The brain is a hot topic these days, and we have amazing access to learning about our own "grey matter." Many books grant us this access, and some noteworthy ones include: Daniel Amen's Making a Good Brain Great; Antonio Damasio's Descartes' Error: Emotion, Reason and the Human Brain(en castellano, El error de Descartes); and Self Comes to Mind: Constructing the Conscious Brain.
Charlie Rose hosted an amazing series of programs on the brain, some of which you can see online. There is much more available, but these examples can certainly get a brain enthusiast started on the path to
deep and accurate knowledge.
The Instinct to Heal (en castellano: Curación emocional) by Dr. David Servan-Schreiber contains information on our brains that, if heeded, can herald a new world in personal and social growth. That information on the brain points straight to the heart. On page 39 of the 2004 hardback edition of The Instinct to Heal, I found a diagram that made me feel like this: Someone cracked open an egg, and a new dawn streamed out of that crack and surrounded me with light.
Look carefully and follow the lines, you will see that we have "wires" that go straight to our brains from our hearts and vice versa. Dr. Servan-Schreiber writes:
"...the heart does more than simply react to the influence of the central nervous system: It also sends out nerve fibers back to the base of the skull where they modulate brain activity.
Besides releasing hormones, regulating blood pressure, and influencing the body's magnetic field, the 'small brain' in the heart can thus act on the emotional brain via direct nerve connections."

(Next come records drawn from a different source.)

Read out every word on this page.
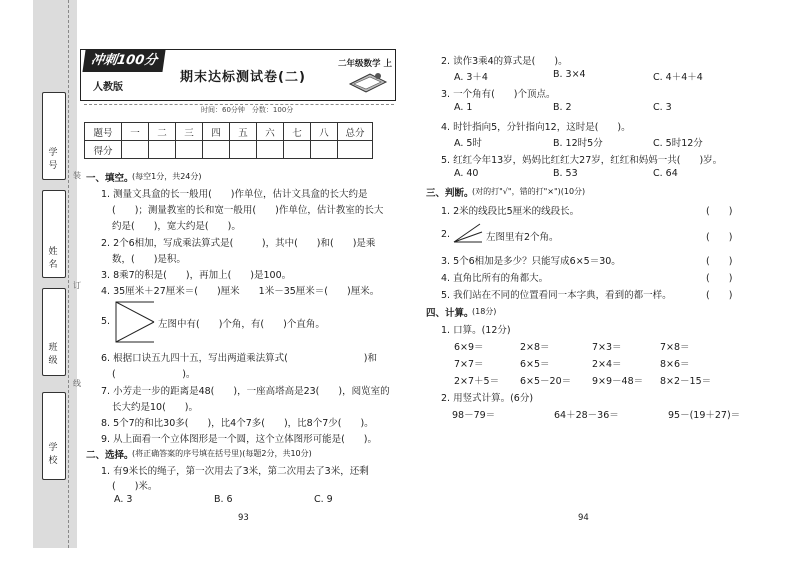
学号
姓名
班级
学校
装
订
线
冲刺100分
人教版
期末达标测试卷(二)
二年级数学 上
时间：60分钟　分数：100分
题号	一	二	三	四	五	六	七	八	总分
得分									
一、填空。
(每空1分，共24分)
1. 测量文具盒的长一般用(　　)作单位，估计文具盒的长大约是
(　　)；测量教室的长和宽一般用(　　)作单位，估计教室的长大
约是(　　)，宽大约是(　　)。
2. 2个6相加，写成乘法算式是(　　　)，其中(　　)和(　　)是乘
数，(　　)是积。
3. 8乘7的积是(　　)，再加上(　　)是100。
4. 35厘米＋27厘米＝(　　)厘米　　1米－35厘米＝(　　)厘米。
5.	左图中有(　　)个角，有(　　)个直角。
6. 根据口诀五九四十五，写出两道乘法算式(　　　　　　　　)和
(　　　　　　　)。
7. 小芳走一步的距离是48(　　)，一座高塔高是23(　　)，阅览室的
长大约是10(　　)。
8. 5个7的和比30多(　　)，比4个7多(　　)，比8个7少(　　)。
9. 从上面看一个立体图形是一个圆，这个立体图形可能是(　　)。
二、选择。
(将正确答案的序号填在括号里)(每题2分，共10分)
1. 有9米长的绳子，第一次用去了3米，第二次用去了3米，还剩
(　　)米。
A. 3	B. 6	C. 9
93
2. 读作3乘4的算式是(　　)。
A. 3＋4	B. 3×4	C. 4＋4＋4
3. 一个角有(　　)个顶点。
A. 1	B. 2	C. 3
4. 时针指向5，分针指向12，这时是(　　)。
A. 5时	B. 12时5分	C. 5时12分
5. 红红今年13岁，妈妈比红红大27岁，红红和妈妈一共(　　)岁。
A. 40	B. 53	C. 64
三、判断。
(对的打"√"，错的打"×")(10分)
1. 2米的线段比5厘米的线段长。	(　　)
2.	左图里有2个角。	(　　)
3. 5个6相加是多少？只能写成6×5＝30。	(　　)
4. 直角比所有的角都大。	(　　)
5. 我们站在不同的位置看同一本字典，看到的都一样。	(　　)
四、计算。
(18分)
1. 口算。(12分)
6×9＝	2×8＝	7×3＝	7×8＝
7×7＝	6×5＝	2×4＝	8×6＝
2×7＋5＝ 6×5－20＝ 9×9－48＝ 8×2－15＝
2. 用竖式计算。(6分)
98－79＝	64＋28－36＝	95－(19＋27)＝
94
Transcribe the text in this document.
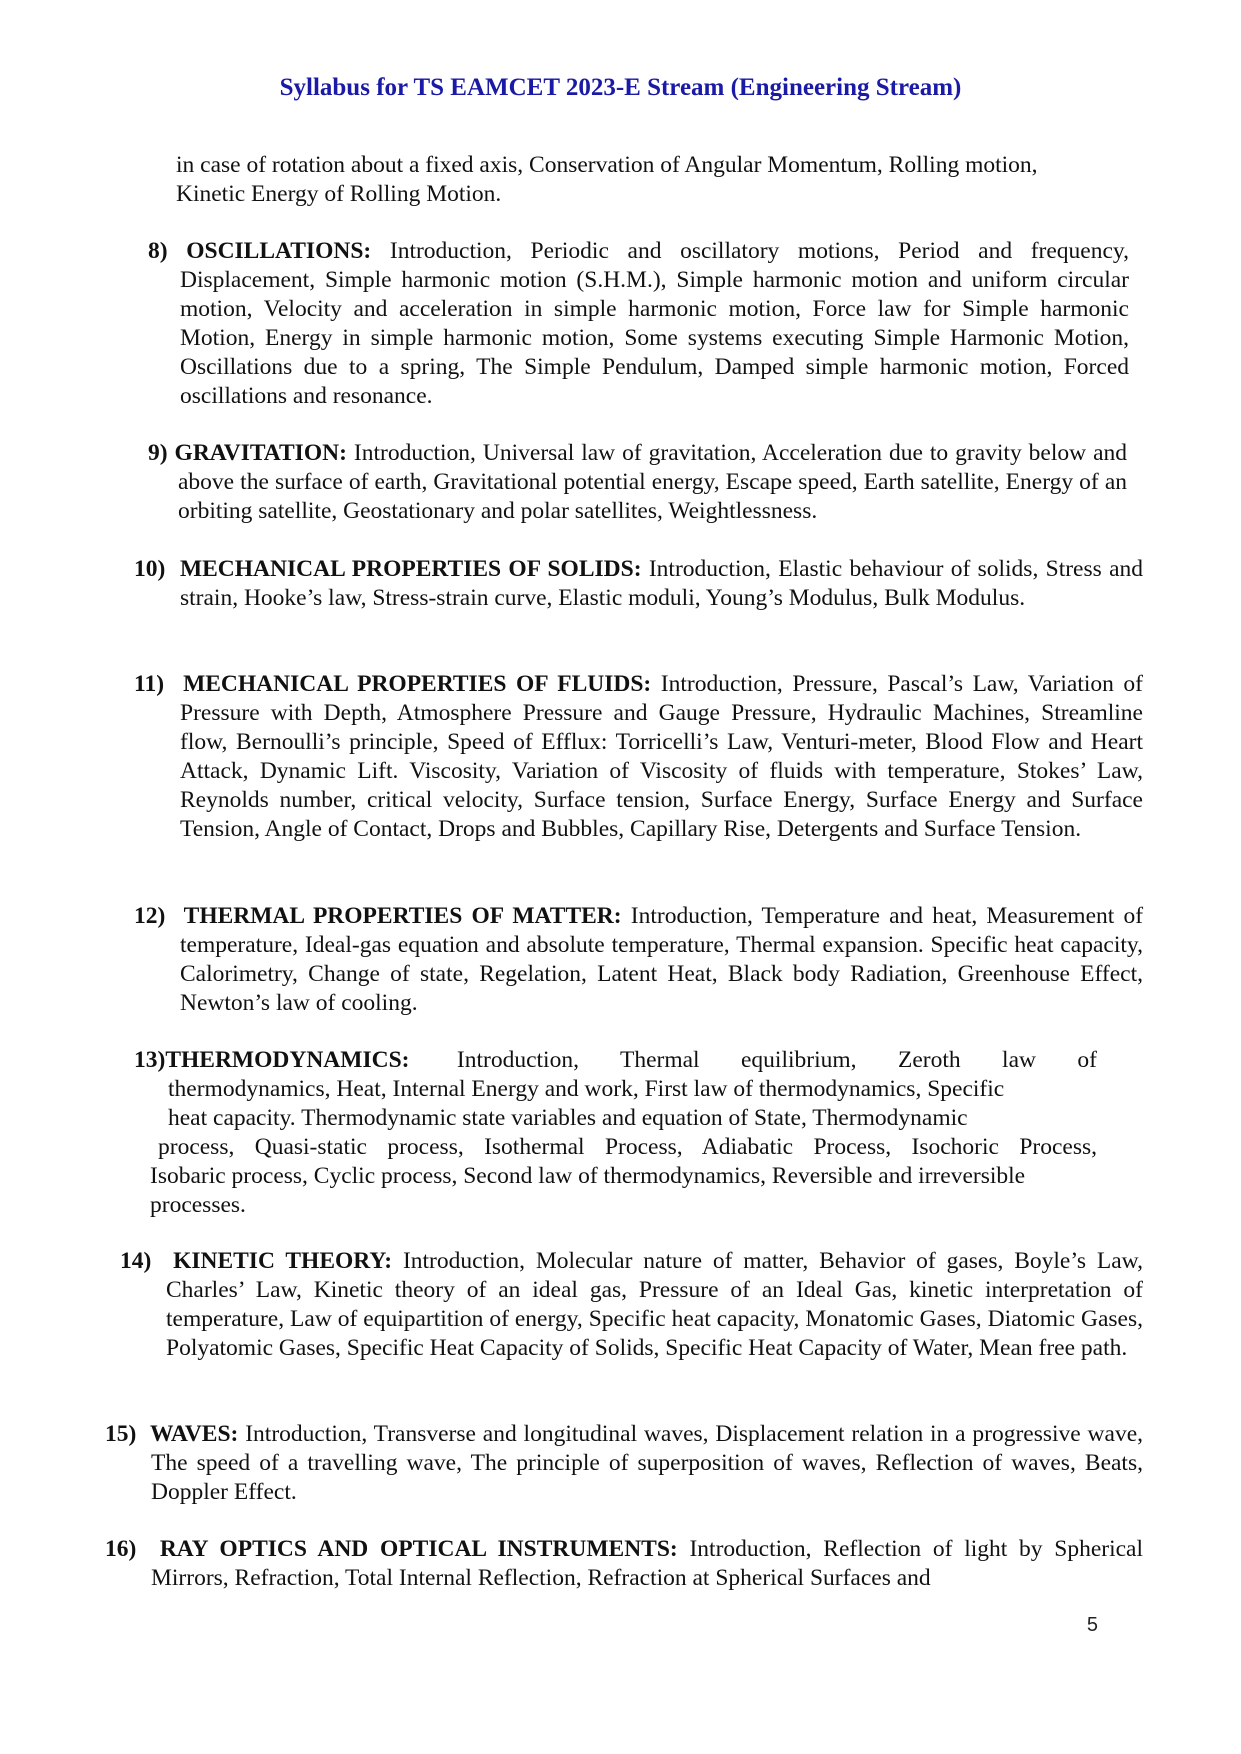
Syllabus for TS EAMCET 2023-E Stream (Engineering Stream)
in case of rotation about a fixed axis, Conservation of Angular Momentum, Rolling motion,
Kinetic Energy of Rolling Motion.
8) OSCILLATIONS: Introduction, Periodic and oscillatory motions, Period and frequency, Displacement, Simple harmonic motion (S.H.M.), Simple harmonic motion and uniform circular motion, Velocity and acceleration in simple harmonic motion, Force law for Simple harmonic Motion, Energy in simple harmonic motion, Some systems executing Simple Harmonic Motion, Oscillations due to a spring, The Simple Pendulum, Damped simple harmonic motion, Forced oscillations and resonance.
9) GRAVITATION: Introduction, Universal law of gravitation, Acceleration due to gravity below and above the surface of earth, Gravitational potential energy, Escape speed, Earth satellite, Energy of an orbiting satellite, Geostationary and polar satellites, Weightlessness.
10) MECHANICAL PROPERTIES OF SOLIDS: Introduction, Elastic behaviour of solids, Stress and strain, Hooke’s law, Stress-strain curve, Elastic moduli, Young’s Modulus, Bulk Modulus.
11) MECHANICAL PROPERTIES OF FLUIDS: Introduction, Pressure, Pascal’s Law, Variation of Pressure with Depth, Atmosphere Pressure and Gauge Pressure, Hydraulic Machines, Streamline flow, Bernoulli’s principle, Speed of Efflux: Torricelli’s Law, Venturi-meter, Blood Flow and Heart Attack, Dynamic Lift. Viscosity, Variation of Viscosity of fluids with temperature, Stokes’ Law, Reynolds number, critical velocity, Surface tension, Surface Energy, Surface Energy and Surface Tension, Angle of Contact, Drops and Bubbles, Capillary Rise, Detergents and Surface Tension.
12) THERMAL PROPERTIES OF MATTER: Introduction, Temperature and heat, Measurement of temperature, Ideal-gas equation and absolute temperature, Thermal expansion. Specific heat capacity, Calorimetry, Change of state, Regelation, Latent Heat, Black body Radiation, Greenhouse Effect, Newton’s law of cooling.
13)THERMODYNAMICS: Introduction, Thermal equilibrium, Zeroth law of
thermodynamics, Heat, Internal Energy and work, First law of thermodynamics, Specific
heat capacity. Thermodynamic state variables and equation of State, Thermodynamic
process, Quasi-static process, Isothermal Process, Adiabatic Process, Isochoric Process,
Isobaric process, Cyclic process, Second law of thermodynamics, Reversible and irreversible
processes.
14) KINETIC THEORY: Introduction, Molecular nature of matter, Behavior of gases, Boyle’s Law, Charles’ Law, Kinetic theory of an ideal gas, Pressure of an Ideal Gas, kinetic interpretation of temperature, Law of equipartition of energy, Specific heat capacity, Monatomic Gases, Diatomic Gases, Polyatomic Gases, Specific Heat Capacity of Solids, Specific Heat Capacity of Water, Mean free path.
15) WAVES: Introduction, Transverse and longitudinal waves, Displacement relation in a progressive wave, The speed of a travelling wave, The principle of superposition of waves, Reflection of waves, Beats, Doppler Effect.
16) RAY OPTICS AND OPTICAL INSTRUMENTS: Introduction, Reflection of light by Spherical Mirrors, Refraction, Total Internal Reflection, Refraction at Spherical Surfaces and
5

Through the ages, humankind has wondered, What and where is the Mind? The neuro-scientists can laugh at me if they like, but I believe that Dr. Servan-Schreiber's book provides the best answer to that question. The mind is brain-and-heart in concert. The mind "lives" somewhere along that nerve-fiber pathway and lives in a dynamic state--no more to be pinned down than the wind itself, and no less real. More than ever, I now believe that the saying, "It's all in your mind," should serve as incentive for exploration and not an excuse for dismissal from health care professionals.
Dr Servan-Schreiber's work has helped me come to this conclusion: The heart and brain make music together, the mind displays their harmony or their discord, as the case may be. While we cannot physically pinpoint where the mind occurs or determine the exact nature of its "structure," it is what each of us truly owns. The mind is, indeed, a sacred territory--one that should not be manipulated or invaded, not by false advertising, not by greedy banking firms, and not by psychotic despots.
So, let us mind our hearts and feel our minds, using both to seek and find the truth, using both to find the courage life asks of us. Courage, mon coeur. Courage, mon esprit. Courage pour tout.